My husband, Chris, and I took her to our GP in Dromara. By 10:00am, when we were seen, Poppy had the rash. There were five small purple marks on her chest which did not fade under pressure. The doctor sent us to Craigavon Area Hospital, where she was treated.
We arrived at A & E by 11:00am and were rushed into resus. Poppy was drifting in and out of consciousness and the Paediatric team was bleeped and appeared within minutes.
They fought for an hour to get a line into Poppy. She barely reacted to this pain. Finally they managed to not only draw blood but get fluids and antibiotics into her. By 1:00pm she was going to the ward with probable meningitis."
Fighting for her life
"By 4.30pm we were told Poppy was fighting for her life - her heart rate was over 180 beats per minute and she was unresponsive.

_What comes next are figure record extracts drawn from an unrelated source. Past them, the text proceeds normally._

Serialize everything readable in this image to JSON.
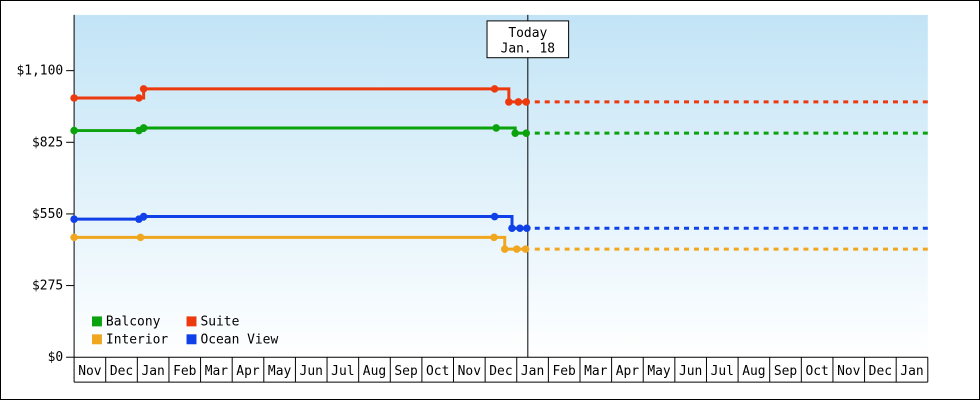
{
  "colors": {
    "suite": "#ec3a0e",
    "balcony": "#0ba30d",
    "ocean_view": "#1040e8",
    "interior": "#f0a71f",
    "axis": "#000000",
    "plot_top": "#c2e4f6",
    "plot_bottom": "#ffffff",
    "today_box_bg": "#ffffff"
  },
  "chart_data": {
    "type": "line",
    "title": "",
    "xlabel": "",
    "ylabel": "",
    "ylim": [
      0,
      1100
    ],
    "grid": false,
    "legend_position": "bottom-left-inside",
    "x_months": [
      "Nov",
      "Dec",
      "Jan",
      "Feb",
      "Mar",
      "Apr",
      "May",
      "Jun",
      "Jul",
      "Aug",
      "Sep",
      "Oct",
      "Nov",
      "Dec",
      "Jan",
      "Feb",
      "Mar",
      "Apr",
      "May",
      "Jun",
      "Jul",
      "Aug",
      "Sep",
      "Oct",
      "Nov",
      "Dec",
      "Jan"
    ],
    "y_ticks": [
      {
        "label": "$0",
        "value": 0
      },
      {
        "label": "$275",
        "value": 275
      },
      {
        "label": "$550",
        "value": 550
      },
      {
        "label": "$825",
        "value": 825
      },
      {
        "label": "$1,100",
        "value": 1100
      }
    ],
    "today": {
      "label_line1": "Today",
      "label_line2": "Jan. 18",
      "t": 14.35
    },
    "series": [
      {
        "name": "Balcony",
        "color_key": "balcony",
        "points": [
          [
            0,
            870
          ],
          [
            2.05,
            870
          ],
          [
            2.2,
            880
          ],
          [
            13.35,
            880
          ],
          [
            13.95,
            860
          ],
          [
            14.3,
            860
          ]
        ],
        "projected_value": 860
      },
      {
        "name": "Suite",
        "color_key": "suite",
        "points": [
          [
            0,
            995
          ],
          [
            2.05,
            995
          ],
          [
            2.2,
            1030
          ],
          [
            13.3,
            1030
          ],
          [
            13.75,
            980
          ],
          [
            14.05,
            980
          ],
          [
            14.3,
            980
          ]
        ],
        "projected_value": 980
      },
      {
        "name": "Interior",
        "color_key": "interior",
        "points": [
          [
            0,
            460
          ],
          [
            2.1,
            460
          ],
          [
            13.28,
            460
          ],
          [
            13.62,
            415
          ],
          [
            14.0,
            415
          ],
          [
            14.28,
            415
          ]
        ],
        "projected_value": 415
      },
      {
        "name": "Ocean View",
        "color_key": "ocean_view",
        "points": [
          [
            0,
            530
          ],
          [
            2.05,
            530
          ],
          [
            2.2,
            540
          ],
          [
            13.3,
            540
          ],
          [
            13.85,
            495
          ],
          [
            14.1,
            495
          ],
          [
            14.32,
            495
          ]
        ],
        "projected_value": 495
      }
    ],
    "legend": [
      {
        "label": "Balcony",
        "color_key": "balcony"
      },
      {
        "label": "Suite",
        "color_key": "suite"
      },
      {
        "label": "Interior",
        "color_key": "interior"
      },
      {
        "label": "Ocean View",
        "color_key": "ocean_view"
      }
    ]
  }
}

My heart was breaking; my baby was dying. But Poppy is a fighter.
All day Friday as she battled she became restless and I was unable to hold and comfort her, she simply wanted to be left in her cot. That was hard to watch.
At 1:00am on Saturday Poppy underwent a lumbar puncture. That was horrific to watch - I had to walk out of the room.
Poppy continued to fight and began to win her battle. Her rash stopped and she began to be Poppy again. She smiled on Sunday morning - I cried!
She continued to improve and the doctors and nurses were delighted. By Monday they decided she could go home to return each night for treatment. Poppy amazed the staff and walked out eating a bag of crisps, something they and we thought she might not do.
Less than two weeks after contracting meningitis, Poppy went to day care to have her Christmas pictures done!
Without our GP being on the ball Poppy may not have made it. Early diagnosis is the key.
Poppy is our warrior and we are so proud of how she fought and won her battle.
Meningitis Now has given me very useful information from the website regarding my understanding of what my child has had and how it may affect her in the future.
The home visit we had really helped us come to terms with everything.
As a family we are trying to plan a small fundraising activity to thank you all.
I would also like to thank you on behalf of all parents for your constant pushing and victory in getting the MenB vaccine through.”